Dizi oluk oluk kanarken acımadı ki diye kendini kandırmaya çalışan bir kız çocuğuydu kalbinin kapısını çalan... Dizimdeki yarayı saran şefkatine sığındım. Kalbimde daha büyük yaralar açacağını bilmeden.


Yollarında gözüm kapalı yürürken bir baktım dikenlerin kalbime batmış. Öyle ya elini tutunca korkmuyordum hiçbir şeyden, sen yaralanmama izin vermezsin sanmıştım. En derin yaram sen olacakmışsın. Nereden bilirdim?


Canı sıkılınca kuşları vuran çocuklardanmışsın. Yeni açmış çiçeği düşünmeden koparan acımasızlardan... Gücünün yettiği yerde gözünü kırpmayanlardan...


Oysa ben kuşları gökyüzünde, çiçekleri dalında severiz sanmıştım. Ama canımın içi sevgi en çok korumaktır, anlamaktır. Sen kuşları vurup çiçekleri koparıp onları seviyorum desen çocukları bile inandıramazsın. Ben çocuk değilim ama kalbimi paramparça ettiğin halde seviyorum deyişine inanmıştım. İnanmak isteyenler kendini kandırmanın bir yolunu elbet bulur. Başka çarem yoktu. Kalbini evim sanıyordum. İnsan evinden nasıl gider?

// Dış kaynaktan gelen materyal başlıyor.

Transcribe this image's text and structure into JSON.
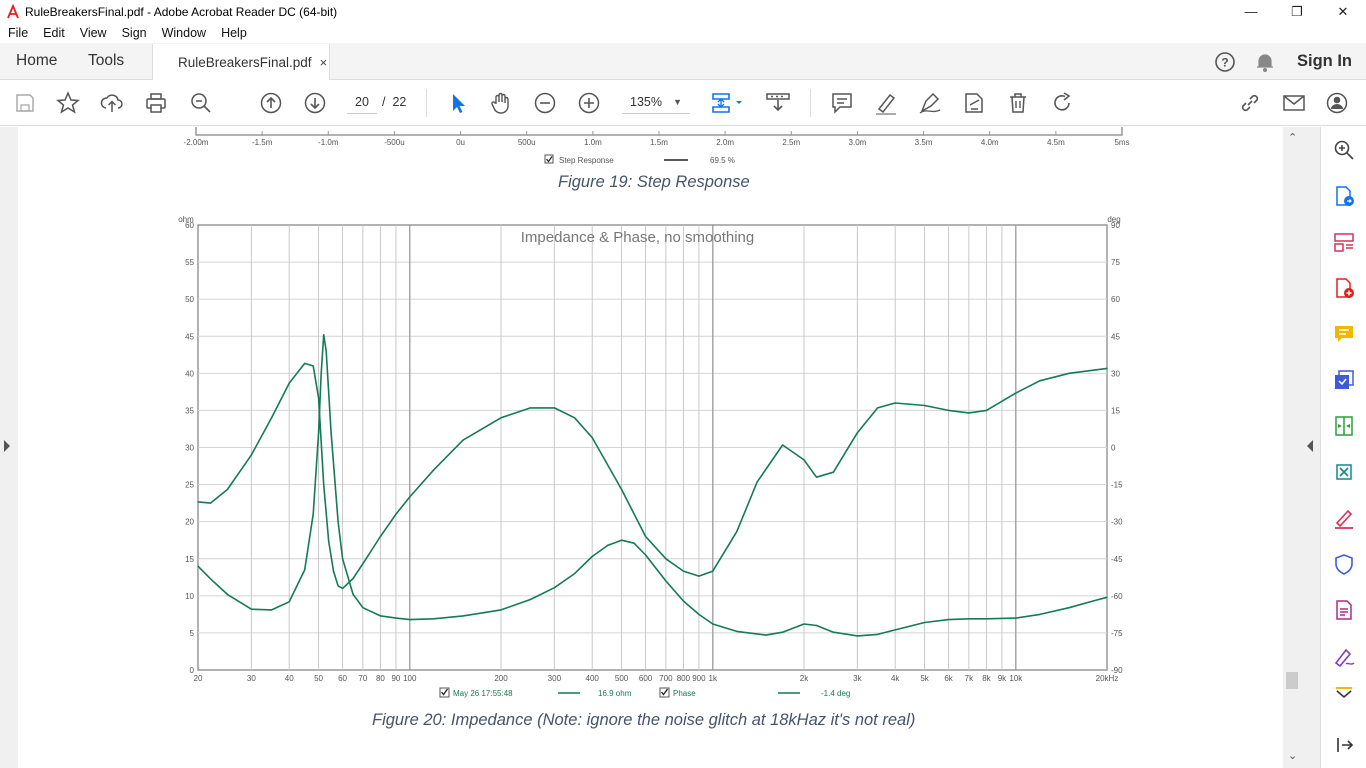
{
  "window": {
    "title": "RuleBreakersFinal.pdf - Adobe Acrobat Reader DC (64-bit)",
    "minimize": "—",
    "restore": "❐",
    "close": "✕"
  },
  "menu": [
    "File",
    "Edit",
    "View",
    "Sign",
    "Window",
    "Help"
  ],
  "tabs": {
    "home": "Home",
    "tools": "Tools",
    "doc": "RuleBreakersFinal.pdf",
    "close": "×",
    "signin": "Sign In"
  },
  "toolbar": {
    "page_current": "20",
    "page_sep": "/",
    "page_total": "22",
    "zoom": "135%"
  },
  "icons": {
    "save": "save-icon",
    "bookmark": "star-icon",
    "upload": "upload-icon",
    "print": "print-icon",
    "search": "zoom-search-icon",
    "page_up": "arrow-up-circle-icon",
    "page_down": "arrow-down-circle-icon",
    "select": "cursor-icon",
    "hand": "hand-icon",
    "zoom_out": "minus-circle-icon",
    "zoom_in": "plus-circle-icon",
    "fit": "fit-page-icon",
    "scroll": "scroll-mode-icon",
    "comment": "comment-icon",
    "highlight": "highlight-pen-icon",
    "draw": "draw-icon",
    "stamp": "stamp-icon",
    "delete": "trash-icon",
    "rotate": "rotate-icon",
    "link": "link-icon",
    "mail": "mail-icon",
    "account": "account-icon",
    "help": "help-icon",
    "bell": "bell-icon"
  },
  "colors": {
    "accent": "#1473e6",
    "curve": "#157a55",
    "caption": "#44546a"
  },
  "step_figure": {
    "x_ticks": [
      "-2.00m",
      "-1.5m",
      "-1.0m",
      "-500u",
      "0u",
      "500u",
      "1.0m",
      "1.5m",
      "2.0m",
      "2.5m",
      "3.0m",
      "3.5m",
      "4.0m",
      "4.5m",
      "5ms"
    ],
    "legend_label": "Step Response",
    "legend_value": "69.5 %",
    "caption": "Figure 19: Step Response"
  },
  "chart_data": {
    "type": "line",
    "title": "Impedance & Phase, no smoothing",
    "xscale": "log",
    "xlim": [
      20,
      20000
    ],
    "ylim": [
      0,
      60
    ],
    "y2lim": [
      -90,
      90
    ],
    "ylabel": "ohm",
    "y2label": "deg",
    "grid": true,
    "x_tick_labels": [
      "20",
      "30",
      "40",
      "50",
      "60",
      "70",
      "80",
      "90",
      "100",
      "200",
      "300",
      "400",
      "500",
      "600",
      "700",
      "800",
      "900",
      "1k",
      "2k",
      "3k",
      "4k",
      "5k",
      "6k",
      "7k",
      "8k",
      "9k",
      "10k",
      "20kHz"
    ],
    "y_tick_labels": [
      "0",
      "5",
      "10",
      "15",
      "20",
      "25",
      "30",
      "35",
      "40",
      "45",
      "50",
      "55",
      "60"
    ],
    "y2_tick_labels": [
      "-90",
      "-75",
      "-60",
      "-45",
      "-30",
      "-15",
      "0",
      "15",
      "30",
      "45",
      "60",
      "75",
      "90"
    ],
    "series": [
      {
        "name": "May 26 17:55:48",
        "axis": "left",
        "unit": "ohm",
        "x": [
          20,
          22,
          25,
          30,
          35,
          40,
          45,
          48,
          50,
          51,
          52,
          53,
          55,
          58,
          60,
          65,
          70,
          80,
          90,
          100,
          120,
          150,
          200,
          250,
          300,
          350,
          400,
          450,
          500,
          550,
          600,
          700,
          800,
          900,
          1000,
          1200,
          1500,
          1700,
          2000,
          2200,
          2500,
          3000,
          3500,
          4000,
          5000,
          6000,
          7000,
          8000,
          10000,
          12000,
          15000,
          18000,
          20000
        ],
        "y": [
          14,
          12.3,
          10.2,
          8.2,
          8.1,
          9.2,
          13.5,
          21,
          32,
          40,
          45.2,
          43,
          32,
          20,
          15,
          10.2,
          8.4,
          7.3,
          7,
          6.8,
          6.9,
          7.3,
          8.1,
          9.5,
          11.1,
          13,
          15.3,
          16.8,
          17.5,
          17.1,
          15.5,
          12,
          9.3,
          7.5,
          6.2,
          5.2,
          4.7,
          5.1,
          6.2,
          6,
          5.1,
          4.6,
          4.8,
          5.4,
          6.4,
          6.8,
          6.9,
          6.9,
          7,
          7.5,
          8.4,
          9.3,
          9.8
        ]
      },
      {
        "name": "Phase",
        "axis": "right",
        "unit": "deg",
        "x": [
          20,
          22,
          25,
          30,
          35,
          40,
          45,
          48,
          50,
          52,
          54,
          56,
          58,
          60,
          65,
          70,
          80,
          90,
          100,
          120,
          150,
          200,
          250,
          300,
          350,
          400,
          500,
          600,
          700,
          800,
          900,
          1000,
          1200,
          1400,
          1700,
          2000,
          2200,
          2500,
          3000,
          3500,
          4000,
          5000,
          6000,
          7000,
          8000,
          10000,
          12000,
          15000,
          20000
        ],
        "y": [
          -22,
          -22.5,
          -17,
          -3,
          12,
          26,
          34,
          33,
          20,
          -15,
          -38,
          -50,
          -56,
          -57,
          -53,
          -47,
          -36,
          -27,
          -20,
          -9,
          3,
          12,
          16,
          16,
          12,
          4,
          -17,
          -36,
          -45,
          -50,
          -52,
          -50,
          -34,
          -14,
          1,
          -5,
          -12,
          -10,
          6,
          16,
          18,
          17,
          15,
          14,
          15,
          22,
          27,
          30,
          32
        ]
      }
    ],
    "legend": [
      {
        "checked": true,
        "label": "May 26 17:55:48",
        "value": "16.9 ohm"
      },
      {
        "checked": true,
        "label": "Phase",
        "value": "-1.4 deg"
      }
    ]
  },
  "captions": {
    "fig20": "Figure 20: Impedance (Note: ignore the noise glitch at 18kHaz it's not real)"
  },
  "rightpanel": [
    "search-zoom-icon",
    "export-pdf-icon",
    "organize-pages-icon",
    "create-pdf-icon",
    "comment-tool-icon",
    "combine-files-icon",
    "compress-icon",
    "edit-pdf-icon",
    "protect-icon",
    "fill-sign-icon",
    "sign-icon",
    "more-tools-icon",
    "collapse-panel-icon"
  ]
}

Çok direndim, güçlü bahanelerim vardı kalmak için. Ama seviyor, ama öyle demek istemedi, ama sonradan pişman oldu diye diye avunup durdum. Ama'larla gerçeklerden saklanıyordum. Gözlerinde arayıp da göremediğim merhameti elbet bir gün bulacaktım. Öyle de inatçıydım. Oysa ne umut ne inat edecek tek bir şey yoktu elimde.

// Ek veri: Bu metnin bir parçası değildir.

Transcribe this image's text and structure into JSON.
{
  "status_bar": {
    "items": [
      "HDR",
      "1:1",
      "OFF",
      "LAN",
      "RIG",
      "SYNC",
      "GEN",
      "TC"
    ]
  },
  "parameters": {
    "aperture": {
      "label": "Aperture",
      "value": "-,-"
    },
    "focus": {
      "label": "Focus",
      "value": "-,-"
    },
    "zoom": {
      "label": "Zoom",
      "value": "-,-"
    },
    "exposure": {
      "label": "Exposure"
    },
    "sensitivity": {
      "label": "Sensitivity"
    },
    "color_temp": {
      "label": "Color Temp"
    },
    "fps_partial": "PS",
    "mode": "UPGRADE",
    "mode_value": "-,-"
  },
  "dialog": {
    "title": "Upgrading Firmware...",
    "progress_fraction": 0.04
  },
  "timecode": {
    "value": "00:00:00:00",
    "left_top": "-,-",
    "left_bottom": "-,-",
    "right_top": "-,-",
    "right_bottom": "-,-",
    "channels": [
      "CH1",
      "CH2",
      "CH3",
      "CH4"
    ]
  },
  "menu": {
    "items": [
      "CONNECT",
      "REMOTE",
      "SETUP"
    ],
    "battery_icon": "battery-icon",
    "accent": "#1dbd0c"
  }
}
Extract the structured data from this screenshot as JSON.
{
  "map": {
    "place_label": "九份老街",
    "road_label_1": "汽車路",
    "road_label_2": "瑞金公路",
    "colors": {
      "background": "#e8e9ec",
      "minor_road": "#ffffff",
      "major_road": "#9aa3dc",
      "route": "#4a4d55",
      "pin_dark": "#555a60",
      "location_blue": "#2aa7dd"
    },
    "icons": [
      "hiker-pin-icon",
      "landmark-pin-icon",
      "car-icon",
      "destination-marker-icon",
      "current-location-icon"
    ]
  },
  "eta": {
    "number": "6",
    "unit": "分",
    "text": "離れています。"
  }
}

Fakat insanoğlu gönlünün istediğine olmayan ipuçları bulmakta ustadır. Umut, insanın ayağına takılan taşın kendisidir bazen. Umuda sarılınca zırhını bırakırsın, yani savunmasızsın.


İşte umut etmek beni karşında böyle çaresiz bıraktı. Bu çaresizlik beni evim sandığım yerin kapısında titreyerek sabahlattı. O zaman anladım, her fırsatta kovulduğum yer evim olamazdı. Ben görmediğim sevgiye bile tutunacak kadar iyi niyetliyken bu merhametsizlik sevgiye sığmazdı.

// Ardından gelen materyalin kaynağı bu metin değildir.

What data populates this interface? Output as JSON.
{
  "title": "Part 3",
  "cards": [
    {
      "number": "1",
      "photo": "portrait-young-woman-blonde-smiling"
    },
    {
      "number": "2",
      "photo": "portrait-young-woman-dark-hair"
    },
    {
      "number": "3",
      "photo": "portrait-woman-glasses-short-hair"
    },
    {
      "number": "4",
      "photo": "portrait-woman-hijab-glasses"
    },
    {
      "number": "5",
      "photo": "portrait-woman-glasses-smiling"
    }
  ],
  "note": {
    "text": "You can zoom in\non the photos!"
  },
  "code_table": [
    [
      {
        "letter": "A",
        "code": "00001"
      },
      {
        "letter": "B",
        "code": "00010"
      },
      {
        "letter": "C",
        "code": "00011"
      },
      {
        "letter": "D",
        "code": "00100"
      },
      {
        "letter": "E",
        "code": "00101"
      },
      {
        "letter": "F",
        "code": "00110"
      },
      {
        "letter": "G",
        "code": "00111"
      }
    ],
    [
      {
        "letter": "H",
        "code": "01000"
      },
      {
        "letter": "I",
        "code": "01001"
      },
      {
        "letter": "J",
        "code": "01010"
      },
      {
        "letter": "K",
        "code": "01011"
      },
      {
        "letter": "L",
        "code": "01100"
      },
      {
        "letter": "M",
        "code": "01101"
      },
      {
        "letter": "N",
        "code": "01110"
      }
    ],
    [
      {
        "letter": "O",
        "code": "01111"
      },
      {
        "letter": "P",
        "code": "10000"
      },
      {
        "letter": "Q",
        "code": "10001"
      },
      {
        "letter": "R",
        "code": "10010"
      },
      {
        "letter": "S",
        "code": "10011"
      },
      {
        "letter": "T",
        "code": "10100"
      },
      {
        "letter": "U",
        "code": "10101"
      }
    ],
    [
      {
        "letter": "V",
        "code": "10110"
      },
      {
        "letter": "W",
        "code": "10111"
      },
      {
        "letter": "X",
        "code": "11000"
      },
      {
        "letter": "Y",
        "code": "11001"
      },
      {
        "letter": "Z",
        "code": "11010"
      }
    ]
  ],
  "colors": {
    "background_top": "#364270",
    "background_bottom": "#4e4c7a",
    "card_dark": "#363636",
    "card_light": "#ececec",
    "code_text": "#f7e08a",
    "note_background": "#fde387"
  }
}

Durdum ve düşündüm. Elimi kalbime koydum, içimde kırılan vazonun gürültüsü koptu, duydum. Saçılan cam parçaları bütün organlarıma battı, umursamadım. Ne de olsa acıya alışkındım. Her gece hayaline sarılıp uyuduğum kızımı çağırdım, "Hadi kızım, gidelim... Burası bizim evimiz değilmiş, hiç olmamış." deyip elini sıkı sıkı tuttum. Kapı zilinden adımı, odalardan sesimi, duvarlardan gölgemi, pencerelerden gözlerimi sildim. Son kez dönüp baktım evim sandığım bu yere...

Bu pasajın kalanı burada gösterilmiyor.